Read What You Write
This post title might seem obvious, but its importance is multi-layered, and it affects every level of a creative writer’s performance. It’s not enough just to read the same genre you write in or to read people whose style or standpoint might share features with yours. Part of participating in the craft in a real and relevant way means reading what you write in terms of genre awareness, but part of it also means learning to be the audience, even when it’s your work.
Reflecting and Responding
Whether you like it or not, readers will associate your work with other work that shares its features.

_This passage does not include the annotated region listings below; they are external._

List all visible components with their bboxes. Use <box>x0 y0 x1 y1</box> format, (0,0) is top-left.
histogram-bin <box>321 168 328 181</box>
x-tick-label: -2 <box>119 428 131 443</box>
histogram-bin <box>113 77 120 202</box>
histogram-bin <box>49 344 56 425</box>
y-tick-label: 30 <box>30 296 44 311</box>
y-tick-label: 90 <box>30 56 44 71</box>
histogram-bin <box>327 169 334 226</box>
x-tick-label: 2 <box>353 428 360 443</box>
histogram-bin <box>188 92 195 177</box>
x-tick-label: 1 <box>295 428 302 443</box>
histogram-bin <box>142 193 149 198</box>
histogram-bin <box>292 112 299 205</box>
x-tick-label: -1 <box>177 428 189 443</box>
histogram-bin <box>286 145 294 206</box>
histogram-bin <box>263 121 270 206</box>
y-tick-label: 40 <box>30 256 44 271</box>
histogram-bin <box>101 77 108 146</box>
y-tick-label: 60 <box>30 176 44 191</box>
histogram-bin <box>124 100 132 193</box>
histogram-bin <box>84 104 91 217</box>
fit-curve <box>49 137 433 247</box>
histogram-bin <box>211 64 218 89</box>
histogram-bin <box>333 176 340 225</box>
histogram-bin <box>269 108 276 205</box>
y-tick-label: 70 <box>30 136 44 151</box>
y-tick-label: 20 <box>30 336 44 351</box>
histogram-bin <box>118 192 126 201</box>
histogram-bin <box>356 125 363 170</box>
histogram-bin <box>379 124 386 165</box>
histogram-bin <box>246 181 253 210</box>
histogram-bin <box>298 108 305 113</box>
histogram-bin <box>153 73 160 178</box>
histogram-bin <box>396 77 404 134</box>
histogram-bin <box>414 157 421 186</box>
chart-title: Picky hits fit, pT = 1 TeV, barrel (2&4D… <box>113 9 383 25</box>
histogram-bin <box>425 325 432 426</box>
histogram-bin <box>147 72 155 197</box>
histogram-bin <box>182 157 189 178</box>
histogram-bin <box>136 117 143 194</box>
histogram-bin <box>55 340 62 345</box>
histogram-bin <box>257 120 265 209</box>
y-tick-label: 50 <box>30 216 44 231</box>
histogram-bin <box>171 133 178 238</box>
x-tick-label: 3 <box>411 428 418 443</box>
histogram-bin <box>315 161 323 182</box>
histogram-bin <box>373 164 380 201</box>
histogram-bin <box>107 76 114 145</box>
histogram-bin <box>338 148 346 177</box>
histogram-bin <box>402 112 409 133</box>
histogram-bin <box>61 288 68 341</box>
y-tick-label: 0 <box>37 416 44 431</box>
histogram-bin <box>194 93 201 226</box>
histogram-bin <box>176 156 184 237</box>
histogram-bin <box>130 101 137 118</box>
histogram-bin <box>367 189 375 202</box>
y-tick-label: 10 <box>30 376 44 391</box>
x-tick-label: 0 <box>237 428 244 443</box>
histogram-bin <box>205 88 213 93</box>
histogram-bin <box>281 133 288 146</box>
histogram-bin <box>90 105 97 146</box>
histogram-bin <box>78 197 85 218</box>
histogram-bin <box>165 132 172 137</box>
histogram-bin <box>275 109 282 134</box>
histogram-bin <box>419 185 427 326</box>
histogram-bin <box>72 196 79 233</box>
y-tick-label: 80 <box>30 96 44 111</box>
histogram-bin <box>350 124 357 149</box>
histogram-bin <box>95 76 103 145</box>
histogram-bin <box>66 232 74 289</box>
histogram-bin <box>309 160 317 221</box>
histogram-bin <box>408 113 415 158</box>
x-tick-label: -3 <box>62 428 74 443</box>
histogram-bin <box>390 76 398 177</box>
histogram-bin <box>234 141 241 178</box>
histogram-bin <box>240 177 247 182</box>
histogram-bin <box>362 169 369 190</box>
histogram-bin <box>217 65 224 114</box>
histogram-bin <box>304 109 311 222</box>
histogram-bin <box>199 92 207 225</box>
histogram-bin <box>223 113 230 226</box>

That means that when you write a literary novel that features, say, an autistic protagonist disclosing a disability in the workplace, you will find that readers will associate your book with other books along a variety of axes, including:
- Books on/about autism
- Books by autistics, whether or not they’re about autism
- Books about disability in the workplace
- Books about disabled people living their lives
- Books about relationships between disabled people
- Literary novels about contemporary issues
- Realistic fiction about the present-day
If you’re writing to reach only one of those audiences, then your work might find resonance with a portion of that audience, but it might also find that it is received less well by some of the other audiences that might have found something of themselves in it. Even if you don’t necessarily want to write like the other writers in those other genre intersections, it’s important to know what you will be compared to, as well as what the dominant attitudes and threads of that conversation happen to be and how they are likely to shape the reception of your own work. If you’re not reading around yourself, though, you miss those opportunities to enrich and expand the reach of your own project.